Identification of novel DC surface molecules and using them to modulate immune responses.
Dendritic cells (DC), the professional antigen-presenting cells of the immune system, not only initiate T-cell immune responses, they also regulate the type of immune response obtained. In our earlier studies we were one of the groups that demonstrated that the DC network consists of a number of discrete DC subtypes, each specialized in migratory capacity, in expression of pathogen recognition molecules such as toll-like receptors, in cytokine and chemokine production and in ability to process and “cross-present” exogenous antigens on MHC class I. As part of a study on the basis of functional differences between these DC subtypes we screened for gene-expression differences between them: this led to the identification of a number of novel DC surface molecules. These molecules have been cloned and expressed, and monoclonal antibodies (mAb) recognising them prepared. These new mAb are used to stain and recognise DC subtypes, as well as to explore their precise functions. The ligands for these DC surface molecules are being sought. A recent example of this approach is our identification of the C-type lectin-like molecule Clec9A, selectively expressed by the CD8-bearing mouse DC subset. Clec9A recognises a molecule exposed when the cell membrane is ruptured on cell death, and is involved in the way the CD8-bearing DC subtype efficiently processes and presents antigens derived from dead cells.

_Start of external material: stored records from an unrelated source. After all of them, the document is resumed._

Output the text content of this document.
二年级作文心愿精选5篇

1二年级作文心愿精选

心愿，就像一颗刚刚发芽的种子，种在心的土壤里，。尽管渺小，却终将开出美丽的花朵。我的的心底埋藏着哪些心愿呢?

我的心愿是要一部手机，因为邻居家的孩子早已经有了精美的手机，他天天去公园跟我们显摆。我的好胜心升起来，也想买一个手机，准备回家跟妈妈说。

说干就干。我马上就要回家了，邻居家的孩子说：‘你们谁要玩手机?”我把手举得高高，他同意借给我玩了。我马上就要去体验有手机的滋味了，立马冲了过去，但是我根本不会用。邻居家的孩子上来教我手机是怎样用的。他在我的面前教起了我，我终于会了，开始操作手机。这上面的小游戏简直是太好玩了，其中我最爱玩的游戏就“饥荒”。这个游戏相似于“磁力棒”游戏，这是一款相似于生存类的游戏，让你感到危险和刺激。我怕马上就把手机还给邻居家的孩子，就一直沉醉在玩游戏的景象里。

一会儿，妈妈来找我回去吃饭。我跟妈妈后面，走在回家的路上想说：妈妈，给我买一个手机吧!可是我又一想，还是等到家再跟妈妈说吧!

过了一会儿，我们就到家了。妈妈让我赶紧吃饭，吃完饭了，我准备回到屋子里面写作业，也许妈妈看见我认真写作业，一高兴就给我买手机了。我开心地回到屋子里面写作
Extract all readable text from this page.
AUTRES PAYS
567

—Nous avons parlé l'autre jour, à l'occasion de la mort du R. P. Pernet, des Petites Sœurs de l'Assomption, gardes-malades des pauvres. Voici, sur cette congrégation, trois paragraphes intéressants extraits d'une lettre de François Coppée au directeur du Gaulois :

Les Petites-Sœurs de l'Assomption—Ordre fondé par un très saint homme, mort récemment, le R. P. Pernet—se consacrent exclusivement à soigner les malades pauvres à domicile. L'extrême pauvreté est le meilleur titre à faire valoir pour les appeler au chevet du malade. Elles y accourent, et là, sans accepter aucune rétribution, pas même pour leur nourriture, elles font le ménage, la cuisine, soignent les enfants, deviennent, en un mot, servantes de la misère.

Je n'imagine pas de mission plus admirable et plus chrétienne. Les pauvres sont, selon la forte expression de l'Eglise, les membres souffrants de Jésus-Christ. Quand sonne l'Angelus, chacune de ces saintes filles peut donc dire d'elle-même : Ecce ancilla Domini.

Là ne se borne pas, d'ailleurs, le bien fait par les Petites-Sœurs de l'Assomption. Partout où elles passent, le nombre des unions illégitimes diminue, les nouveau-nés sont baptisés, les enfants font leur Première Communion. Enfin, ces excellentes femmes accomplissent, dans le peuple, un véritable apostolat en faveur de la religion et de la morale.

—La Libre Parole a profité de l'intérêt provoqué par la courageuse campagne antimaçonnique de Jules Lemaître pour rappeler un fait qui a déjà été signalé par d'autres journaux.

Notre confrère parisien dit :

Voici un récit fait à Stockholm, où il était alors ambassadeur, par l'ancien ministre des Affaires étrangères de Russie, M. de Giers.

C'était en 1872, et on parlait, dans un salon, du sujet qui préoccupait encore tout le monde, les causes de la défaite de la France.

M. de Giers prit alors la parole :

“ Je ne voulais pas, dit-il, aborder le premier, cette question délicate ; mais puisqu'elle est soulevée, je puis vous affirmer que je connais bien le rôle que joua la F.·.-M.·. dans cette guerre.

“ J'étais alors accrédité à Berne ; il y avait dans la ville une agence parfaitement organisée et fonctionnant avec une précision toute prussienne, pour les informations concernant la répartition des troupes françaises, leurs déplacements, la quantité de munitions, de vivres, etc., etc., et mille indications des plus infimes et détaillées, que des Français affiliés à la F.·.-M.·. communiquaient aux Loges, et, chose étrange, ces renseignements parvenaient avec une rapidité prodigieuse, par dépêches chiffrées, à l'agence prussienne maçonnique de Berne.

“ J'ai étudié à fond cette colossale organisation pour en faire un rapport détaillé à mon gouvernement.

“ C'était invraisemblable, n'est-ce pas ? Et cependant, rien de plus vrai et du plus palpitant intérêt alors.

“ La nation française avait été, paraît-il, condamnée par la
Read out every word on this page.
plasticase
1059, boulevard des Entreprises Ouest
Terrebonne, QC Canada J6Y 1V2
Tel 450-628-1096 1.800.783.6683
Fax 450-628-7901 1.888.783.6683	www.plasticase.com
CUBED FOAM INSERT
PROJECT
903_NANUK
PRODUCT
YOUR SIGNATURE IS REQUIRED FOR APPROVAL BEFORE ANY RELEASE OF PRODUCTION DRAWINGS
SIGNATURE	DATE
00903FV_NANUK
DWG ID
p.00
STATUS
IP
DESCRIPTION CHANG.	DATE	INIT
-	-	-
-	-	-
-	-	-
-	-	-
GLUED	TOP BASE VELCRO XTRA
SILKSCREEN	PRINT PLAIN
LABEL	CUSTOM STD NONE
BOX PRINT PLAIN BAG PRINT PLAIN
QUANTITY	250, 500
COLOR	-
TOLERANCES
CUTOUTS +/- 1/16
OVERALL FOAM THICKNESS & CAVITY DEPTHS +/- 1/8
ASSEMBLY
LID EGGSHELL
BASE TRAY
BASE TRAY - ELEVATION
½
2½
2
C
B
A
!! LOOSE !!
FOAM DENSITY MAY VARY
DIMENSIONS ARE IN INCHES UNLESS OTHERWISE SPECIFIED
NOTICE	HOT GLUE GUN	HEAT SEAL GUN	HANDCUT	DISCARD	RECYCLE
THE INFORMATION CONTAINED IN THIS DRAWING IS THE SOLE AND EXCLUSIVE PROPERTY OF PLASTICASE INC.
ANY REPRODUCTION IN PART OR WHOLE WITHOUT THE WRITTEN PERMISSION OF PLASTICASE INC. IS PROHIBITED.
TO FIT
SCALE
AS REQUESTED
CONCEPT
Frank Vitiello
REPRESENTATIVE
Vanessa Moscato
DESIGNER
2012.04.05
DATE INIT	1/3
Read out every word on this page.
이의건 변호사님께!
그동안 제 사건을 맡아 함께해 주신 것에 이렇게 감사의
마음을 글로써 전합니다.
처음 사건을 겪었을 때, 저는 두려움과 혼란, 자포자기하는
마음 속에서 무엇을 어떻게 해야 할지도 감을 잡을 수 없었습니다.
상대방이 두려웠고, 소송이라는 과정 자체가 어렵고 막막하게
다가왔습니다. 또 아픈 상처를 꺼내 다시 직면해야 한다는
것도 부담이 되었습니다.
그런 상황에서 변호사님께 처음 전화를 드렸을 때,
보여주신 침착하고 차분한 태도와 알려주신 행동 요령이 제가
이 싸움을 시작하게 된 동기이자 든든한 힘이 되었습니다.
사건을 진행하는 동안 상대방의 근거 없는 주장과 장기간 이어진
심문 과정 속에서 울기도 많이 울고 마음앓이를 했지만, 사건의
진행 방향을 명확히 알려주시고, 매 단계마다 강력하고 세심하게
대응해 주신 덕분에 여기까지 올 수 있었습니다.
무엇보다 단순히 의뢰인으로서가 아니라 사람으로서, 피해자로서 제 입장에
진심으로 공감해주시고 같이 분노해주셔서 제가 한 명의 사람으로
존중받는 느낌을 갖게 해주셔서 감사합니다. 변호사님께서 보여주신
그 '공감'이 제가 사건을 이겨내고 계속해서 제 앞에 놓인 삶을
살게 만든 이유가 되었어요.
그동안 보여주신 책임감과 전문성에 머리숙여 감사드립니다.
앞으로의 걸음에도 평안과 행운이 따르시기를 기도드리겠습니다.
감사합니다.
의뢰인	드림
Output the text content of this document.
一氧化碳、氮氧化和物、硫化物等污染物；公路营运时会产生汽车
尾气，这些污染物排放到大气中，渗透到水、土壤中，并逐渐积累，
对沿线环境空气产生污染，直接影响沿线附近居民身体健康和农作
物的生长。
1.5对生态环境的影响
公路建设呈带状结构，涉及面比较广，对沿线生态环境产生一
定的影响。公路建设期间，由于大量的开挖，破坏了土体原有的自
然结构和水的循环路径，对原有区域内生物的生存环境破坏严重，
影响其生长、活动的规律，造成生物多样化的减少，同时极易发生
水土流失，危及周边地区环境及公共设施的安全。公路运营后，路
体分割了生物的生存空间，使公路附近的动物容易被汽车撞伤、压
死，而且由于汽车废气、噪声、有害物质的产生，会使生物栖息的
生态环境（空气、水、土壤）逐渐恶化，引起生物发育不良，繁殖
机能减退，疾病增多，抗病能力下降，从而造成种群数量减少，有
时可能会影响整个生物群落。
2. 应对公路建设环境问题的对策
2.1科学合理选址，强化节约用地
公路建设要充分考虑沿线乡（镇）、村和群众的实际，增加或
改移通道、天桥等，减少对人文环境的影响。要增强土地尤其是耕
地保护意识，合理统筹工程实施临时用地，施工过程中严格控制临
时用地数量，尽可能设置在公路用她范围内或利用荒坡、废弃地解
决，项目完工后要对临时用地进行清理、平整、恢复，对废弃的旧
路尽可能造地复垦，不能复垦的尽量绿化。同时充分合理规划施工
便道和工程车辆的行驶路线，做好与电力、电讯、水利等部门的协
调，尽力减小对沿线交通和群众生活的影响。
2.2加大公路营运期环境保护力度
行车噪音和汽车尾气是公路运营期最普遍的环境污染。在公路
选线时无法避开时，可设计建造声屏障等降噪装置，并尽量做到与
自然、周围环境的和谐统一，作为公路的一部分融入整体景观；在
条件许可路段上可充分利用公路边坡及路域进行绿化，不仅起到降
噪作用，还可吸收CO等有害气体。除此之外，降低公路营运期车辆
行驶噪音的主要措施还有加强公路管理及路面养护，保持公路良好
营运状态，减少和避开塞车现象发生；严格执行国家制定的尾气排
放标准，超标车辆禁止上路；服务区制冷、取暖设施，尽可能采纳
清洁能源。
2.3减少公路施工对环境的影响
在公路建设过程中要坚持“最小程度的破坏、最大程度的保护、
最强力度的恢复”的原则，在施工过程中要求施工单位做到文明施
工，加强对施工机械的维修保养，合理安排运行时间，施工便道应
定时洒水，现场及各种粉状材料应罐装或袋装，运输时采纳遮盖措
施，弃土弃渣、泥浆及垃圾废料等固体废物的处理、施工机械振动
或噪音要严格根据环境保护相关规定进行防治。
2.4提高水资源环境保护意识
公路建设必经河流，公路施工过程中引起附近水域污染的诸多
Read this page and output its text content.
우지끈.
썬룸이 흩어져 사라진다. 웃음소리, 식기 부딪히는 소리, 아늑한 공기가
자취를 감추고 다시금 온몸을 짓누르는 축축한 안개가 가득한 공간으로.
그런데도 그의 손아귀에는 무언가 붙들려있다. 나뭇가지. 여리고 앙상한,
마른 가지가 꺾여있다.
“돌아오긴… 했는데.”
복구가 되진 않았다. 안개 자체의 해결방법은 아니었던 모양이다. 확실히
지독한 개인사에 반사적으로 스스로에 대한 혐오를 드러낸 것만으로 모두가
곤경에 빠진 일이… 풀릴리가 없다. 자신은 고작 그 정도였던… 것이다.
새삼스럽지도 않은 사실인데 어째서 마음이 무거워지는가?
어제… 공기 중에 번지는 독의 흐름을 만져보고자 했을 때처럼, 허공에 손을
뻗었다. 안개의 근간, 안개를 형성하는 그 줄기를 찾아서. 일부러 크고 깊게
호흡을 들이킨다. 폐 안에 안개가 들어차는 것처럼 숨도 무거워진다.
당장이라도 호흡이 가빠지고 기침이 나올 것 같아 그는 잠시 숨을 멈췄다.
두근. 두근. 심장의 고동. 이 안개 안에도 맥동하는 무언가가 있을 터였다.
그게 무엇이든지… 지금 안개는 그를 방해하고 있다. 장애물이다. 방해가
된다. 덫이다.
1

These novel DC surface molecules are being exploited as targets to deliver antigens to DC in vivo . Antigens are coupled to the mAb recognizing the DC surface molecule, and this shuttles the antigen efficiently to the particular DC subtype. This may result in specific tolerance in some cases if the DC are not activated. In other cases, particularly when DC activation agents are administered, this can greatly enhance the response to a vaccine antigen. Clec9A has proved a particularly effective target for immune modulation, not only enhancing T cell responses but also (via helper T cells) vastly improving antibody responses. The use of these DC surface molecules as targets to improve vaccines against malaria, influenza and HIV is being explored.